Speaking on RTÉ's Brendan O'Connor programme, Prof O’Neill said Ireland is "still playing a blinder" with the best numbers in western Europe in terms of the rate of increase.
But, he said, we are in this for the long haul and warned that as winter comes "if we take our eye off the ball, numbers are going to go up".
Prof O'Neill said more indoor activity in Melbourne as well as people socialising and large numbers of immigrant workers being housed together led to the resurgence of the virus there.
He said that 48% of cases in Ireland are among health care workers, "which tells us there are cases in hospitals and shows that even with precautions many are being infected".
He also said the virus is not rampant among young people, with just 2% of cases among younger people.
Prof O'Neill said that the end game is science and a vaccine, but "it will take time" and the US Food and Drug Administration has said that it will require a vaccine given to 70% of the population with 70% efficacy to overcome Covid-19.
Prof O'Neill said that decreasing risk is key to not getting infected.
He said that there may be a case to be made to slowly reopen pubs in rural areas, where mitigation measures are more likely to be effective.
He said all the science says pubs are dangerous environments for the virus to spread and he would not advise large pubs in Dublin reopening soon, but "local bubbles" in a country pub could show a way to open a pub safely.

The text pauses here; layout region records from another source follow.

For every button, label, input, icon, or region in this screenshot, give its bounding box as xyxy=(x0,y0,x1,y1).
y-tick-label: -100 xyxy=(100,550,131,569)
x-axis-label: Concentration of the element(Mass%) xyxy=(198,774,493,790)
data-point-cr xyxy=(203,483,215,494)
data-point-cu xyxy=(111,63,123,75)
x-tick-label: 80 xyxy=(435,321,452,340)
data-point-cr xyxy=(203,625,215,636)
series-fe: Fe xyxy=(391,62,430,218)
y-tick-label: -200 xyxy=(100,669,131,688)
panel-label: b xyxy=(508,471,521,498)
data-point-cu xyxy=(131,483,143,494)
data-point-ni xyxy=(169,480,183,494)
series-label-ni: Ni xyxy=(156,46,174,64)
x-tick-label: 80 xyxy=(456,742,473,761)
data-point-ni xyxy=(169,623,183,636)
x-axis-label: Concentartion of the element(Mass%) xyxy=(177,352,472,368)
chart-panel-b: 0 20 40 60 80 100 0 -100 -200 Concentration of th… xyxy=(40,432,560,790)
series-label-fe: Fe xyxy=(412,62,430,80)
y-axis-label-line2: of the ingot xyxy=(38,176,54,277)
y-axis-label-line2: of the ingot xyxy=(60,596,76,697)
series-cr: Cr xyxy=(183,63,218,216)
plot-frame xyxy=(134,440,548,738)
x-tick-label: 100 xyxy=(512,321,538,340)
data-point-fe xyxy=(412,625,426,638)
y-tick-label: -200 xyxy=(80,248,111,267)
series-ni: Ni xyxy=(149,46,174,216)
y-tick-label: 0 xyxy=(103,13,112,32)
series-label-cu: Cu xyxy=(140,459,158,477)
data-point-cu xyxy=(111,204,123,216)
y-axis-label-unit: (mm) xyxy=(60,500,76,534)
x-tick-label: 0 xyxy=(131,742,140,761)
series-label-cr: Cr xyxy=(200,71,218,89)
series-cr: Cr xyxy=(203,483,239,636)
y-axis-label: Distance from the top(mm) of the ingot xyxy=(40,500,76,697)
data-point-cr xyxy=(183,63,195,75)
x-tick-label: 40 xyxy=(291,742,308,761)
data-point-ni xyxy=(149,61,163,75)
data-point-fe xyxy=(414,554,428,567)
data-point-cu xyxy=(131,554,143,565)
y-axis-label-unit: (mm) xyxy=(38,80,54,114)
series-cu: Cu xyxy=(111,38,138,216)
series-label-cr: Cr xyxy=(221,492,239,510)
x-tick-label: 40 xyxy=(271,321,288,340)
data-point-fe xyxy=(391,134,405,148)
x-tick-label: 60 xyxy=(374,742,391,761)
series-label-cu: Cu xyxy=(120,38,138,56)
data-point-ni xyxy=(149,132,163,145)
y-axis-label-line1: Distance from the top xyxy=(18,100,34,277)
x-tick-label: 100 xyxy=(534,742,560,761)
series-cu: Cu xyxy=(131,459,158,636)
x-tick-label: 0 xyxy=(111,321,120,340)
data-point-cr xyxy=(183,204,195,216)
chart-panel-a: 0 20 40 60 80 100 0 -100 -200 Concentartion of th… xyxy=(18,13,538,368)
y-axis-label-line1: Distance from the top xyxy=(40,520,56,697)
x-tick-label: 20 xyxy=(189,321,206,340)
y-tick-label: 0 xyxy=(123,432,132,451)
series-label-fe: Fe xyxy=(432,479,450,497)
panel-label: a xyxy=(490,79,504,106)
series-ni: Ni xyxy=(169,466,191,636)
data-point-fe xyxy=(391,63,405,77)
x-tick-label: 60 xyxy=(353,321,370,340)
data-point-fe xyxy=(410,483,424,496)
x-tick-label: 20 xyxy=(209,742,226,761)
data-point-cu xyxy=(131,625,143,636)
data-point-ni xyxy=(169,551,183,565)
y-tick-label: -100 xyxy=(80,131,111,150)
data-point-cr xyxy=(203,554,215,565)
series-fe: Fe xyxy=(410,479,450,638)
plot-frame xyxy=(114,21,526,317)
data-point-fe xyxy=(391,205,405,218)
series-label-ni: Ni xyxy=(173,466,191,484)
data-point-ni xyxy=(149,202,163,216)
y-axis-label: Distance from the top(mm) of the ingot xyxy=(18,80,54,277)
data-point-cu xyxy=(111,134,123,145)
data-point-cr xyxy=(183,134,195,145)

He said we need to be careful and re-double our efforts, adding "we will overcome this".
Yesterday, Acting Chief Medical Officer Dr Ronan Glynn said: "Arming ourselves with knowledge is the best defence we have against Covid-19.
"Make sure you know the symptoms - cough, fever, shortness of breath, loss of smell/taste - and act quickly in isolating and phoning your GP as early as possible if you experience them."
For Covid-19, the World Health Organization says that data to date suggests that 80% of infections are mild or asymptomatic; 15% are severe infection, requiring oxygen and 5% are critical, requiring ventilation.
Generally, you need to be 15 minutes or more in the vicinity of an infected person and within two metres of them, to be considered at-risk, or a close contact.